If you live with your family or roommates, the costs of housing can quite easily slip through the net. This is not only because it tends to be cheaper, but also because you might not be the roommate in charge of the household finances or paying the bills.
With that in mind, it may come as a shock when you decide it’s time to fly out of the nest and realize that budgeting properly is an important part of living alone.
Before considering how to afford living alone, it’s important to realize that your rent is not the only expense you’ll have. There are also other essential costs: utility bills, health, insurance, internet or phone bills, and groceries. On top of this, you need to factor in other non-essential expenditure, including leisure activities, debt repayments, and a rainy day fund.

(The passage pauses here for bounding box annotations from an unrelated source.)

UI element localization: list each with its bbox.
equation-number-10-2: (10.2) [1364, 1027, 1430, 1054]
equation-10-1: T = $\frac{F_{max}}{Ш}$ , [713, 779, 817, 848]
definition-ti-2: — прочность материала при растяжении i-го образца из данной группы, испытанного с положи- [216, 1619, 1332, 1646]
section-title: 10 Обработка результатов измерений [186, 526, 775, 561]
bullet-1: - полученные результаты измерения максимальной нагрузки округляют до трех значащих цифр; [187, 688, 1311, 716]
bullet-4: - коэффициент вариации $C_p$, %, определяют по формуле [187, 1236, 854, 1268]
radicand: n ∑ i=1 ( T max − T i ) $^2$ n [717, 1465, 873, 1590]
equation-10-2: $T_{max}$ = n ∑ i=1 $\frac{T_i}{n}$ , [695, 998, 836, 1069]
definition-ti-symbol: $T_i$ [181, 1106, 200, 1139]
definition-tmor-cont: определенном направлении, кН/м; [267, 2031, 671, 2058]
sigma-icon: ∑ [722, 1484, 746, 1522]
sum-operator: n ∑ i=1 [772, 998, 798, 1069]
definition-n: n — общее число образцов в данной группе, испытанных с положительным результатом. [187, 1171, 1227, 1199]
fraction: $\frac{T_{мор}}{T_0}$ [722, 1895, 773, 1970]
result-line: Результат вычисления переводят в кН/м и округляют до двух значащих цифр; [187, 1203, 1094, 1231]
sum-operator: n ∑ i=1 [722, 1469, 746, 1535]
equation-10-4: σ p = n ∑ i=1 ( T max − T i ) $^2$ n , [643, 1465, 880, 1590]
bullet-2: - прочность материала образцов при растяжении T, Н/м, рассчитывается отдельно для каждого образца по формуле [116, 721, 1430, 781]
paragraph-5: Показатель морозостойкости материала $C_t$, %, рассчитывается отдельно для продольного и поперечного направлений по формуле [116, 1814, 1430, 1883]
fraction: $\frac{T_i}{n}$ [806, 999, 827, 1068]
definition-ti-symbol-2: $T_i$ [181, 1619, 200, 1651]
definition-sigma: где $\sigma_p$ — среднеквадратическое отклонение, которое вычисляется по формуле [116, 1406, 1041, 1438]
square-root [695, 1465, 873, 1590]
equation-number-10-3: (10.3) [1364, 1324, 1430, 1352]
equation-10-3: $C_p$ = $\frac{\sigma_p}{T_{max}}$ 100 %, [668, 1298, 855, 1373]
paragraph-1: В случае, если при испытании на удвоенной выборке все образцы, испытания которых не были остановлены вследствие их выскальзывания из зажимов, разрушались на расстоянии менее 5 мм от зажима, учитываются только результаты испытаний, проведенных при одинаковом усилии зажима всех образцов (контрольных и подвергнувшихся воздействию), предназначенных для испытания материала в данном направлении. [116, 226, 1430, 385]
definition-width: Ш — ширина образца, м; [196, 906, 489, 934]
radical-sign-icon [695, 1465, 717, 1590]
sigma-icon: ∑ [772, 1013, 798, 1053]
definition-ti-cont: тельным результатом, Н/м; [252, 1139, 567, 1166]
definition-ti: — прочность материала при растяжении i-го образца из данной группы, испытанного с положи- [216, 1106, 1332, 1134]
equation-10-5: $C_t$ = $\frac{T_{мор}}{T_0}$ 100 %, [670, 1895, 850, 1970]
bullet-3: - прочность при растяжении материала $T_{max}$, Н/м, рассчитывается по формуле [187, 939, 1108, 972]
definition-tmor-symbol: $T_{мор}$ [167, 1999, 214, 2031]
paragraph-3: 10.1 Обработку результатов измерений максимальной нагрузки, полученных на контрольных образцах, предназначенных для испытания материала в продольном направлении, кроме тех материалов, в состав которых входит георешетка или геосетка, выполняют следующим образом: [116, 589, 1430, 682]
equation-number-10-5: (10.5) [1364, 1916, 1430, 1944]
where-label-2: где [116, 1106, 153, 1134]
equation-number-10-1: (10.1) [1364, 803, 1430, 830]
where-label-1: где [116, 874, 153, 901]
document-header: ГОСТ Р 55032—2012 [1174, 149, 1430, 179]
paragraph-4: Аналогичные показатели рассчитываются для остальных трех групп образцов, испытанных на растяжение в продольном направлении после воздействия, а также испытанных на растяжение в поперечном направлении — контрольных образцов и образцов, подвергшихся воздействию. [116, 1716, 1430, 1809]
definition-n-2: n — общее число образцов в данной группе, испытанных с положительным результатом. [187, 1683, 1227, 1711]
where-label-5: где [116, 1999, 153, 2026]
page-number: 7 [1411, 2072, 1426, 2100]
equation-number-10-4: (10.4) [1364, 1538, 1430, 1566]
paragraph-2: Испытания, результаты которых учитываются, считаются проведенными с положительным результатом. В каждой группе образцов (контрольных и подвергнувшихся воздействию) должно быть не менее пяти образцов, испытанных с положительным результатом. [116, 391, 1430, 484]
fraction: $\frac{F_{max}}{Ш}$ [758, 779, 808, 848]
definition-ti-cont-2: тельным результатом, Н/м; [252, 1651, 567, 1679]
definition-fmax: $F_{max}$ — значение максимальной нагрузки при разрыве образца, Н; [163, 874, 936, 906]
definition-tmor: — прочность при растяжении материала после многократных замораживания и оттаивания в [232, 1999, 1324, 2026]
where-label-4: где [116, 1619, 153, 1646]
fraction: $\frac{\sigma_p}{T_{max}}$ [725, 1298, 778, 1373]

Therefore, if you’re asking yourself, “can I afford to live on my own?”, a good place to start is to calculate whether or not your annual income is as close to around 40 times your monthly rent as possible.
If you find yourself fitting into this category, then following these tips on how to budget for living alone will allow for a smooth transition.
Work Out Your Post-Tax Income
There’s no use trying to figure out how to afford living alone if you’re working off unrealistic figures that don’t properly reflect how much you earn after paying taxes.
Depending on your salary, an average of almost 30% of your yearly earnings could be going towards taxes, just as it did for the average American in 2018.
Therefore, make sure you take into account the amount you'll spend each month on automatic tax deductions. This will give you a more realistic picture of your financial flexibility.
If you’re wondering how to afford an apartment by yourself, there are several techniques you can use to save money as well as reorganize your finances. This is otherwise known as budgeting. Here are a few planning methods we recommend:
- Envelopes - One way is to take out your paycheck in cash as soon as you receive it. Once you have done this, you can separate the money into different envelopes to control how much you are spending, and on what. Different envelope labels could include groceries, internet, and entertainment.
- 50/30/20 - This budgeting plan divides your post-tax income up into three categories: 50% for necessities -- such as rent, utilities, transportation, and groceries -- 30% for wants, and then 20% for savings. This helps you ensure you’re saving a healthy proportion of your monthly income each time you get paid.
- Zero-based Budgeting - Zero-based budgeting is, quite literally, what it says. It starts your budget from zero at the start of each new month. This is a good way to make sure you’re living off your previous month’s earnings, rather than the wages you are about to earn.
If you’re looking for a creative way to raise funds for a solo move, why not sign your spare room up for storage with Stache.
Keep an eye on your progress
There are a wide range of both paid and free budgeting apps, such as Pocketsmith and Mint. These can be useful tools for forecasting your finances and organizing your savings. In addition, if you discover you’re not quite on track with sticking to your budget one month, you can take control of the situation as soon as possible. The good news is that if you’re the only person living in your house, you can control the cost of your bills.
You decide whether or not to turn the central heating on, you decide how many showers to take a day, how often to wash your clothes, and so on.
Make Saving Automatic
Disciplining yourself to store a portion of your salary away each month for saving is harder than you might think. Regardless of your intentions to put that extra $100 away in your savings account for a rainy day, if it sits there in your checking account it will most probably get spent before you can even bat an eyelid.
However, if you set up a direct debit each month to ensure that a set amount of money is automatically transferred from your checking to your savings account, then the likelihood is that you will be saving each month without even noticing.
Can’t bring yourself to set up a direct debit? Nominate a friend or a family member to hold you accountable!
Review Your Budget Every Half Year
The most important thing to remember about budgeting while living alone is that financial situations change over time. The amount of money you’re spending each month might vary seasonally. Who knows when you might end up changing jobs or taking on more financial commitments? And unexpected costs have the tendency to spring up out of the blue.
Don’t be hard on yourself if you realize your budgeting plan isn’t quite working out the way you might have hoped. Simply revisit and modify it! Making slight changes or adjustments could work wonders for your progress.
If you’re looking for extra ways to supplement your income from home, check the 8 Legit Ways to Make Money From Home.
Still not sure how to afford living alone? Well, there’s no better way to fully know whether or not it will work than simply taking the plunge.